The development of alternative concepts for production of hydrogen via steam methane reforming (SMR) has attracted a lot of attention due to the limitations associated with the performance of the conventional catalytic reactor (Adris et al., 1996). Multifunctional reactors combine in a single unit, chemical reaction, physical separation, and energy integration in order to enhance overall performance. The investigation of such hybrid configurations has been the subject of particular interest in industrial and academic research (Stankiewicz, 2003).

The sorption-enhanced reaction process (SERP) concept, developed by Air Products and Chemicals Inc. (Hufton et al., 1999), offers potential for process simplification as well as prospective energy conservation. Hereby, numerous theoretical and experimental studies on this concept have been recently published, investigating different process conditions and/or configurations; see for example Ding and Alpay (2000), Waldron et al. (2001) and Johnsen et al. (2006).

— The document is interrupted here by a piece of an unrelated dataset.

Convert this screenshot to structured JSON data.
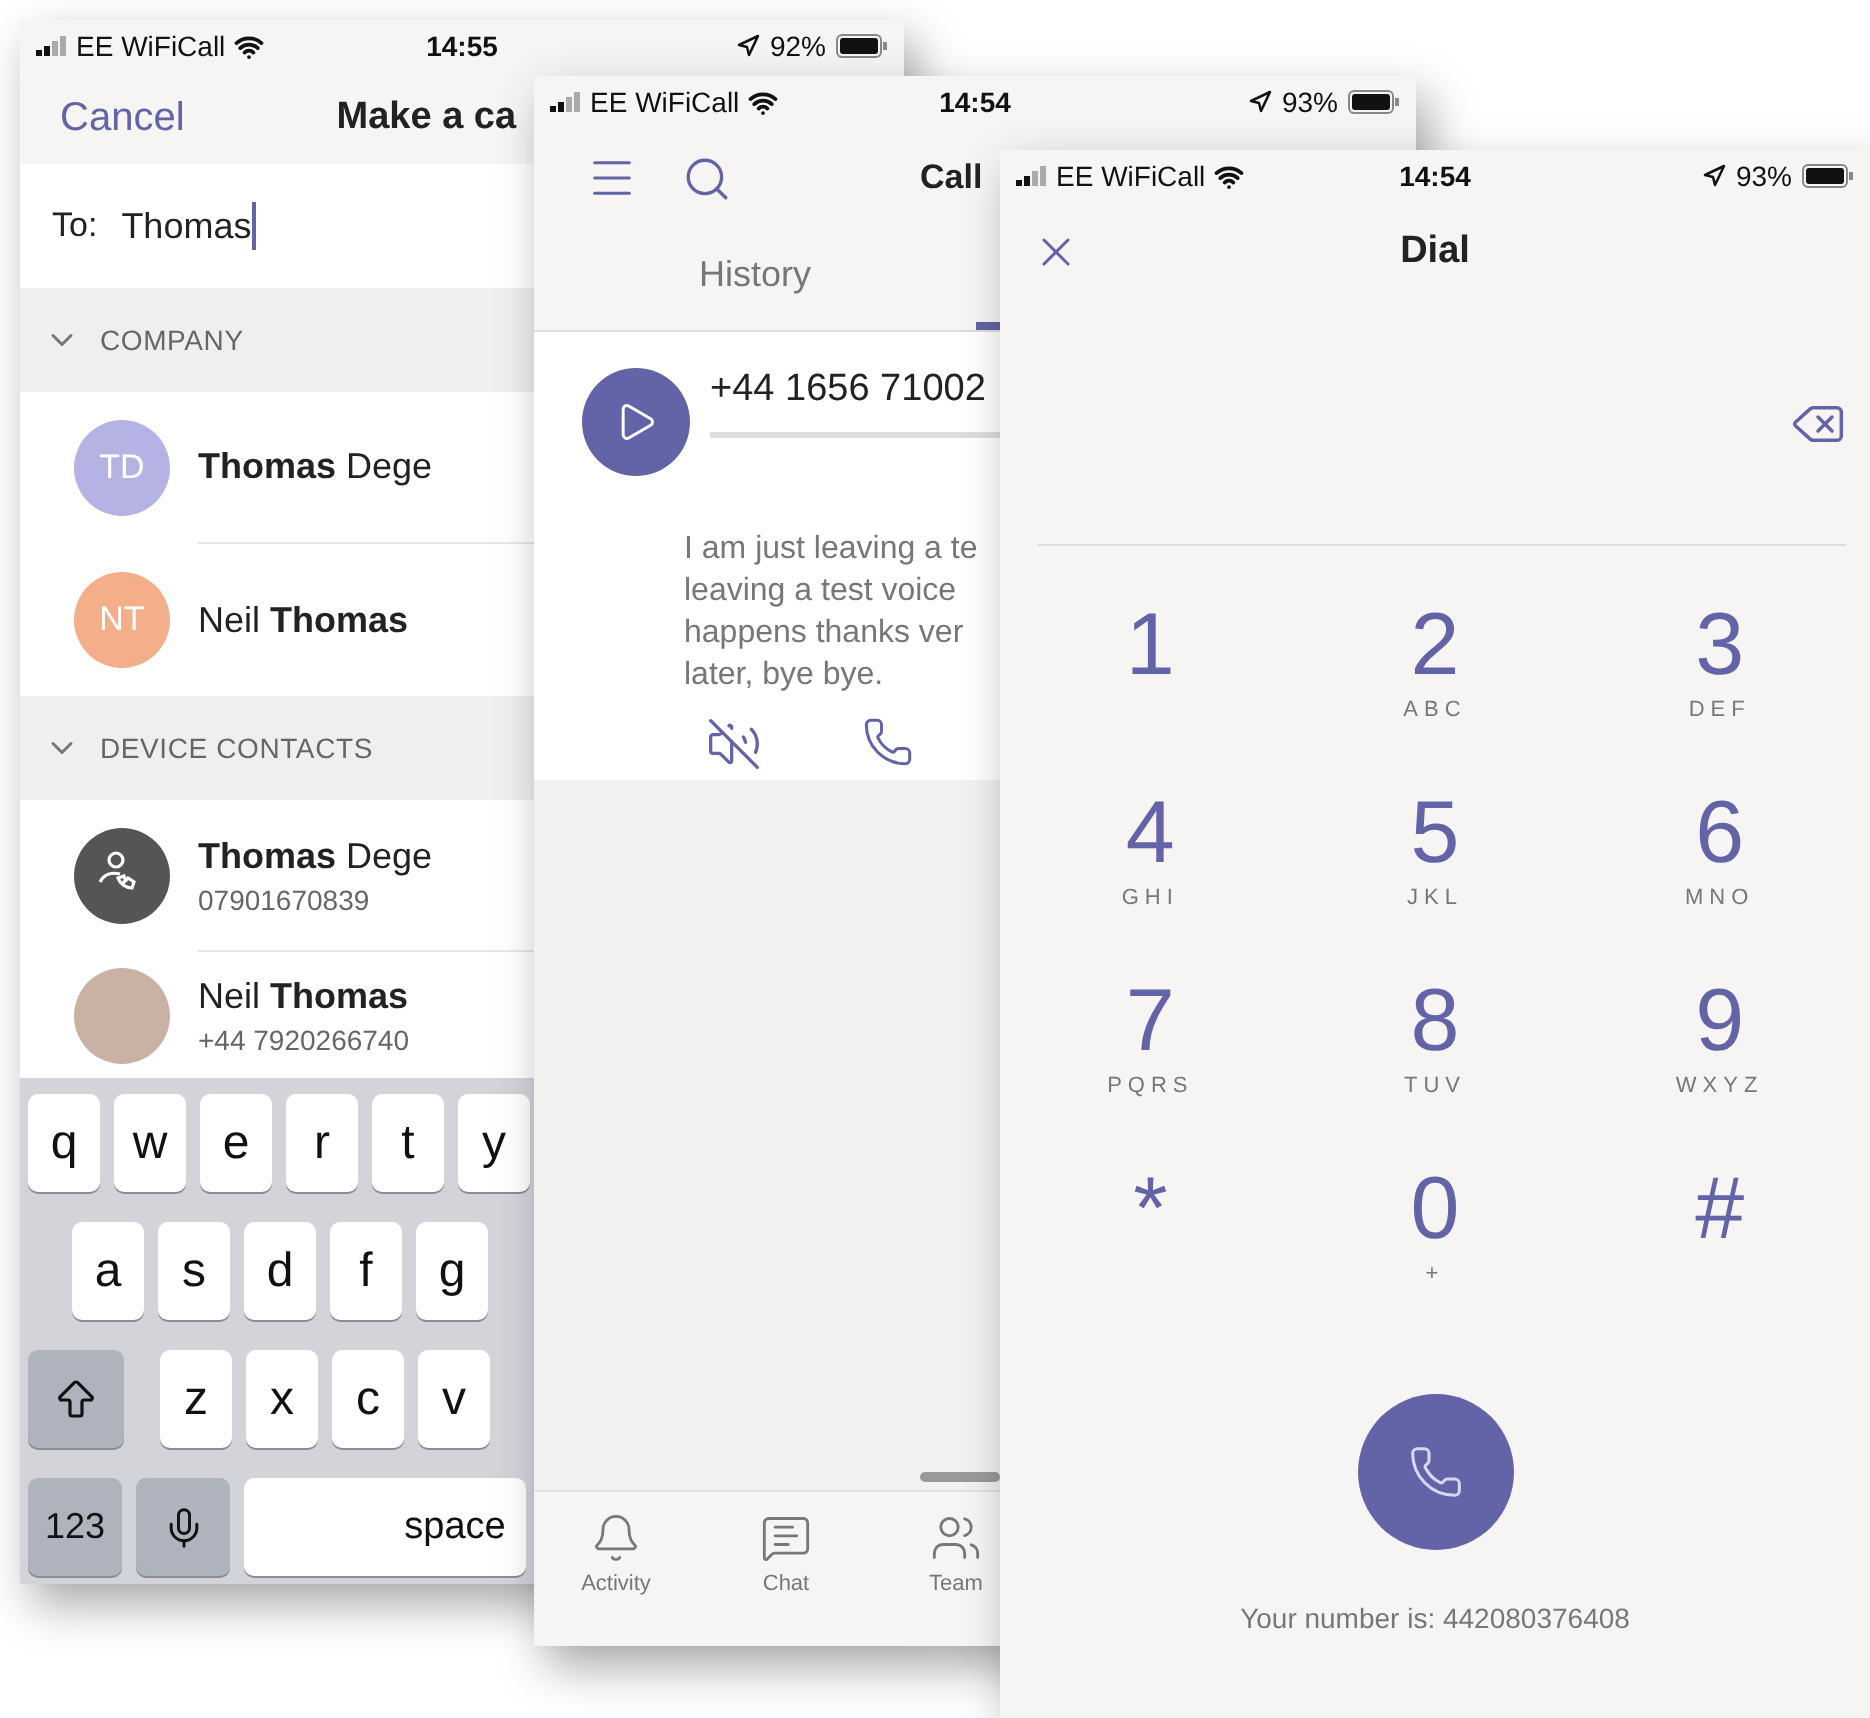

In the present work, the flow of pneumatically conveyed CO₂ adsorbent particles within a stationary SMR catalyst phase is proposed, with adsorbent regeneration performed in a separate unit. Hence, the reaction and regeneration stages are decoupled, resolving the problem of possible disparity between the adsorption and desorption kinetics. Furthermore, using pneumatic transport of a CO₂ scavenger enables a steady-state (non–periodic) operation, characterised by additional flexibility towards optimisation, including potential for heat integration i.e. use of regenerated adsorbent as energy carrier into the adsorptive reactor. A detailed fundamental analysis and parametric study of this process has been recently presented (Koumpouras et al., 2006). A significant degree of conversion enhancement (up to 75%) has been shown at moderate temperatures (750K). Simulations results have also pointed out the importance of the interaction between the reaction and regeneration stages of the process.

Further theoretical studies on this newly proposed process are presented in this paper. Particularly, a model-based optimisation approach is adopted to identify the optimum process scheme in terms of energy utilisation. Alternative process schemes and designs are examined and compared. For example, the use of pre-reactor in order to approach equilibrium conversion before adsorption enhanced reaction or the use of monolith channel arrangements in which some channels are used for reactant processing, and others for heat supply purposes. A set of scaling rules for the proposed process is also developed. As a result, the optimal pilot-scale process system can be scaled to meet industrial production, while a satisfactory basic performance, e.g. conversion, recovery or product purity, is maintained. Finally, the derived scaling rules are computationally validated.

References

Y. Ding, E. Alpay, Chem. Eng. Sci. 55 (2000) 3929.

J.R. Hufton, S. Mayorga, S.Sircar, A.I.Ch.E Journal 45 (1999) 248.

K. Johnsen, H.J. Ryu, J.R. Grace, C.J. Lim, Chem. Eng. Sci. 61 (2006) 1191.

G.C. Koumpouras, E. Alpay, F. Stepanek, Chem. Eng. Sci. submitted (2006).

A. Stankiewicz, Chem. Eng. Process. 42 (2003) 137.